Fibras não causam tetania e paresia muscular por deficiência direta, então não explicam o quadro descrito.
- B)Magnésio.
Magnésio pode estar envolvido em alterações neuromusculares, mas o contexto de lactação intensa aponta principalmente para deficiência de cálcio.
- C)Ferro.
Ferro se relaciona mais com anemia e fraqueza geral, não com tetania e paresia muscular por lactação.
- D)Cálcio.
Cálcio é o mineral mais ligado à lactação intensa e, quando está inadequado, pode causar hipocalcemia com tetania e paresia muscular.
- E)Carboidratos.
Carboidratos não explicam esse sinal clínico específico, que é típico de distúrbio mineral, especialmente de cálcio.
Gabarito: D
Quando uma fêmea amamenta por muito tempo e com grande intensidade, ela perde muito cálcio para produzir o leite. Se a dieta não repõe bem esse mineral, pode surgir hipocalcemia, um quadro que dá tremores, tetania, fraqueza e até paresia muscular.
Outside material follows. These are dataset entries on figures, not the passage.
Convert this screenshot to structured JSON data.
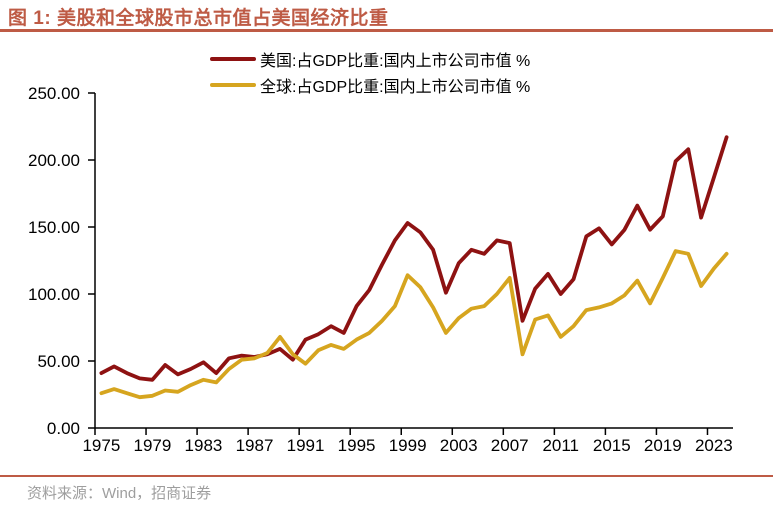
{
  "title": {
    "label": "图 1: 美股和全球股市总市值占美国经济比重"
  },
  "footer": {
    "source": "资料来源：Wind，招商证券"
  },
  "colors": {
    "accent": "#BE5B45",
    "us_line": "#8E1212",
    "global_line": "#D6A51F",
    "axis": "#000000",
    "source_text": "#9E9E9E",
    "background": "#FFFFFF"
  },
  "chart_data": {
    "type": "line",
    "title": "美股和全球股市总市值占美国经济比重",
    "grid": false,
    "legend_position": "top-center",
    "ylim": [
      0,
      250
    ],
    "y_ticks": [
      0,
      50,
      100,
      150,
      200,
      250
    ],
    "y_tick_labels": [
      "0.00",
      "50.00",
      "100.00",
      "150.00",
      "200.00",
      "250.00"
    ],
    "x": [
      1975,
      1976,
      1977,
      1978,
      1979,
      1980,
      1981,
      1982,
      1983,
      1984,
      1985,
      1986,
      1987,
      1988,
      1989,
      1990,
      1991,
      1992,
      1993,
      1994,
      1995,
      1996,
      1997,
      1998,
      1999,
      2000,
      2001,
      2002,
      2003,
      2004,
      2005,
      2006,
      2007,
      2008,
      2009,
      2010,
      2011,
      2012,
      2013,
      2014,
      2015,
      2016,
      2017,
      2018,
      2019,
      2020,
      2021,
      2022,
      2023,
      2024
    ],
    "x_tick_labels": [
      "1975",
      "1979",
      "1983",
      "1987",
      "1991",
      "1995",
      "1999",
      "2003",
      "2007",
      "2011",
      "2015",
      "2019",
      "2023"
    ],
    "series": [
      {
        "name": "美国:占GDP比重:国内上市公司市值 %",
        "color": "#8E1212",
        "values": [
          41,
          46,
          41,
          37,
          36,
          47,
          40,
          44,
          49,
          41,
          52,
          54,
          53,
          55,
          59,
          51,
          66,
          70,
          76,
          71,
          91,
          103,
          122,
          140,
          153,
          146,
          133,
          101,
          123,
          133,
          130,
          140,
          138,
          80,
          104,
          115,
          100,
          111,
          143,
          149,
          137,
          148,
          166,
          148,
          158,
          199,
          208,
          157,
          187,
          217
        ]
      },
      {
        "name": "全球:占GDP比重:国内上市公司市值 %",
        "color": "#D6A51F",
        "values": [
          26,
          29,
          26,
          23,
          24,
          28,
          27,
          32,
          36,
          34,
          44,
          51,
          52,
          56,
          68,
          55,
          48,
          58,
          62,
          59,
          66,
          71,
          80,
          91,
          114,
          105,
          90,
          71,
          82,
          89,
          91,
          100,
          112,
          55,
          81,
          84,
          68,
          76,
          88,
          90,
          93,
          99,
          110,
          93,
          112,
          132,
          130,
          106,
          119,
          130
        ]
      }
    ]
  }
}
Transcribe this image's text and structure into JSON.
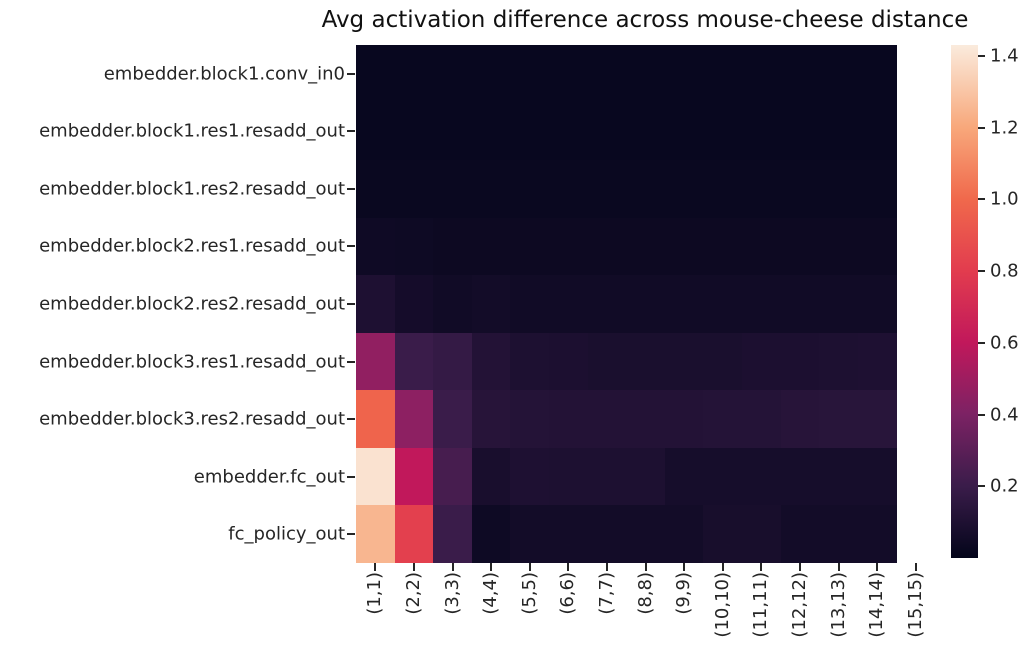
{
  "figure": {
    "background": "#ffffff",
    "text_color": "#262626"
  },
  "chart_data": {
    "type": "heatmap",
    "title": "Avg activation difference across mouse-cheese distance",
    "rows": [
      "embedder.block1.conv_in0",
      "embedder.block1.res1.resadd_out",
      "embedder.block1.res2.resadd_out",
      "embedder.block2.res1.resadd_out",
      "embedder.block2.res2.resadd_out",
      "embedder.block3.res1.resadd_out",
      "embedder.block3.res2.resadd_out",
      "embedder.fc_out",
      "fc_policy_out"
    ],
    "columns": [
      "(1,1)",
      "(2,2)",
      "(3,3)",
      "(4,4)",
      "(5,5)",
      "(6,6)",
      "(7,7)",
      "(8,8)",
      "(9,9)",
      "(10,10)",
      "(11,11)",
      "(12,12)",
      "(13,13)",
      "(14,14)",
      "(15,15)"
    ],
    "values": [
      [
        0.02,
        0.02,
        0.02,
        0.02,
        0.02,
        0.02,
        0.02,
        0.02,
        0.02,
        0.02,
        0.02,
        0.02,
        0.02,
        0.02,
        null
      ],
      [
        0.02,
        0.02,
        0.02,
        0.02,
        0.02,
        0.02,
        0.02,
        0.02,
        0.02,
        0.02,
        0.02,
        0.02,
        0.02,
        0.02,
        null
      ],
      [
        0.025,
        0.025,
        0.025,
        0.025,
        0.025,
        0.025,
        0.025,
        0.025,
        0.025,
        0.025,
        0.025,
        0.025,
        0.025,
        0.025,
        null
      ],
      [
        0.045,
        0.04,
        0.035,
        0.035,
        0.035,
        0.035,
        0.035,
        0.035,
        0.035,
        0.035,
        0.035,
        0.035,
        0.035,
        0.035,
        null
      ],
      [
        0.1,
        0.065,
        0.05,
        0.06,
        0.05,
        0.05,
        0.05,
        0.05,
        0.05,
        0.05,
        0.05,
        0.05,
        0.05,
        0.05,
        null
      ],
      [
        0.46,
        0.2,
        0.18,
        0.115,
        0.095,
        0.09,
        0.085,
        0.085,
        0.085,
        0.085,
        0.09,
        0.09,
        0.095,
        0.1,
        null
      ],
      [
        0.98,
        0.45,
        0.2,
        0.13,
        0.12,
        0.115,
        0.115,
        0.115,
        0.115,
        0.12,
        0.12,
        0.13,
        0.135,
        0.135,
        null
      ],
      [
        1.4,
        0.6,
        0.24,
        0.08,
        0.1,
        0.095,
        0.095,
        0.095,
        0.07,
        0.07,
        0.07,
        0.07,
        0.07,
        0.07,
        null
      ],
      [
        1.25,
        0.82,
        0.2,
        0.04,
        0.06,
        0.06,
        0.06,
        0.06,
        0.06,
        0.075,
        0.075,
        0.06,
        0.06,
        0.06,
        null
      ]
    ],
    "vmin": 0.0,
    "vmax": 1.43,
    "grid": false,
    "colormap": "rocket",
    "colormap_anchors": [
      {
        "t": 0.0,
        "color": "#03051A"
      },
      {
        "t": 0.14,
        "color": "#3A1C4A"
      },
      {
        "t": 0.28,
        "color": "#7C2264"
      },
      {
        "t": 0.42,
        "color": "#C1185B"
      },
      {
        "t": 0.56,
        "color": "#E23C4E"
      },
      {
        "t": 0.7,
        "color": "#F0694C"
      },
      {
        "t": 0.84,
        "color": "#F8A87B"
      },
      {
        "t": 1.0,
        "color": "#FAEBDD"
      }
    ],
    "colorbar": {
      "position": "right",
      "ticks": [
        0.2,
        0.4,
        0.6,
        0.8,
        1.0,
        1.2,
        1.4
      ]
    }
  }
}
É aquele tipo de situação em que o corpo “cobra a conta” da lactação sem pedir licença. Por isso, o nutriente inadequado aqui é o cálcio. Ele é essencial para a contração muscular, a transmissão nervosa e a manutenção da excitabilidade neuromuscular. Quando cai demais, o músculo não responde direito, e aparecem os sinais clínicos descritos no enunciado. Esse problema é clássico em animais em lactação, especialmente quando a exigência nutricional é alta e a dieta não acompanha a demanda. Em provas, a banca costuma misturar sinais de debilidade muscular com outros minerais, mas a combinação de tetania e paresia aponta fortemente para hipocalcemia. Resumo prático: lactação intensa aumenta muito a necessidade de cálcio; se a oferta é insuficiente, o animal manifesta alterações neuromusculares. Então, neste caso, o gabarito é a alternativa que indica cálcio.